Copper nanoparticles (CuNPs) have gained a lot of interest due to their tendency to combat various bacterial strains, making them potential candidates against antibiotic resistant bacteria. Green synthesis of CuNPs eradicates the potential drawbacks of other traditional methods such as high cost, toxic chemicals and adverse conditions. The objectives of current study include the preparation of CuNPs from the culture supernatant of Staphylococcus aureus and the analysis of antibacterial potential of prepared CuNPs. The synthesis of CuNPs from the culture supernatant of Staphylococcus aureus was carried out under various optimization conditions including pH, temperature, incubation time, and concentration of salt. This research study focuses on the preparation of fine and well defined CuNPs by the reduction of Cu2+ ions using the culture supernatant of clinical isolate of Staphylococcus aureus as the feasible and cost effective method. The prepared nanoparticles were characterized through various techniques including Ultraviolet Visible Spectrophotometry, Dynamic Light Scattering and Scanning electron microscopy. The prepared copper nanoparticles were studied for their antibacterial potential by the Agar Well Method against drug resistant and drug sensitive bacteria.
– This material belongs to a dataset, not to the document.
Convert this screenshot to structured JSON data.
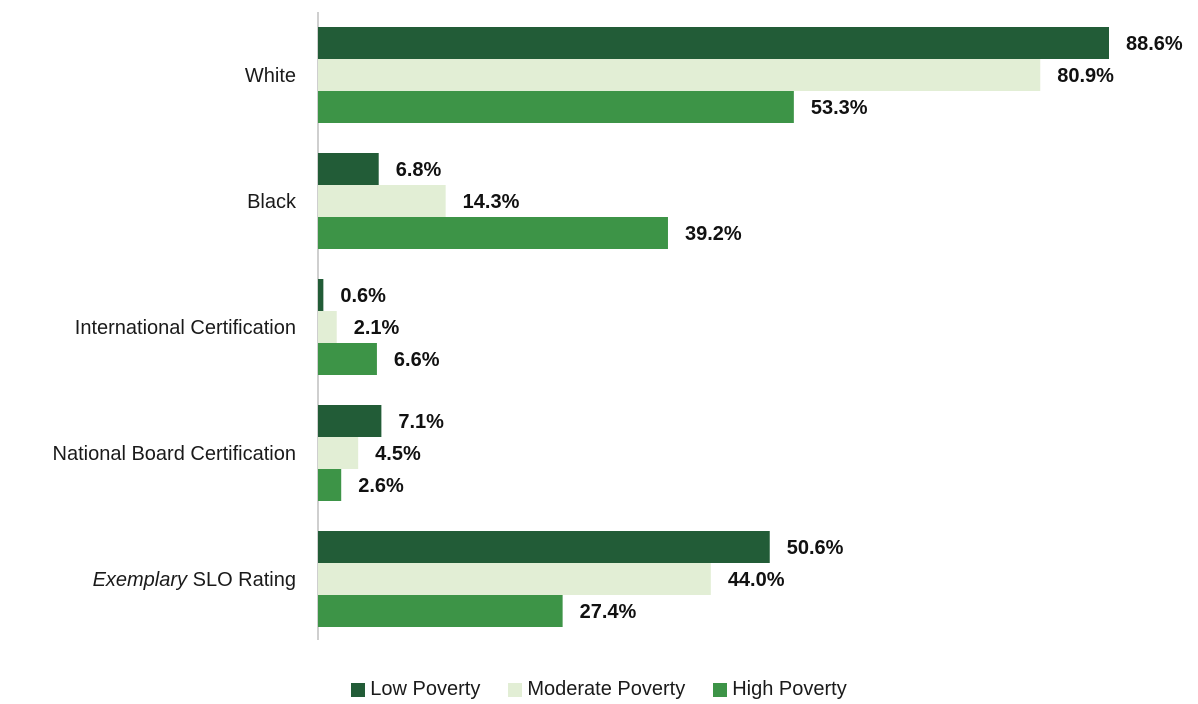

The surface plasmon resonance of copper nanoparticles was maximum around the visible range wavelength of 380 nm which is the characteristic absorbance peak of copper nanoparticles while the dynamic light scattering analysis recorded the maximum percentage intensity of particle size distribution around 295 nm. SEM analysis showed the amorphous nature of particles with no distinct size and shape. CuNPs showed significant antibacterial potential against drug resistant Salmonella typhimurium with 29mm zone of inhibition and against drug sensitive Bacillus subtillis with 25mm zone of inhibition. The antibacterial potential of copper nanoparticles was found to be appreciable against drug resistant Salmonella typhimurium, Staphylococcus epidermis and Staphylococcus aureus.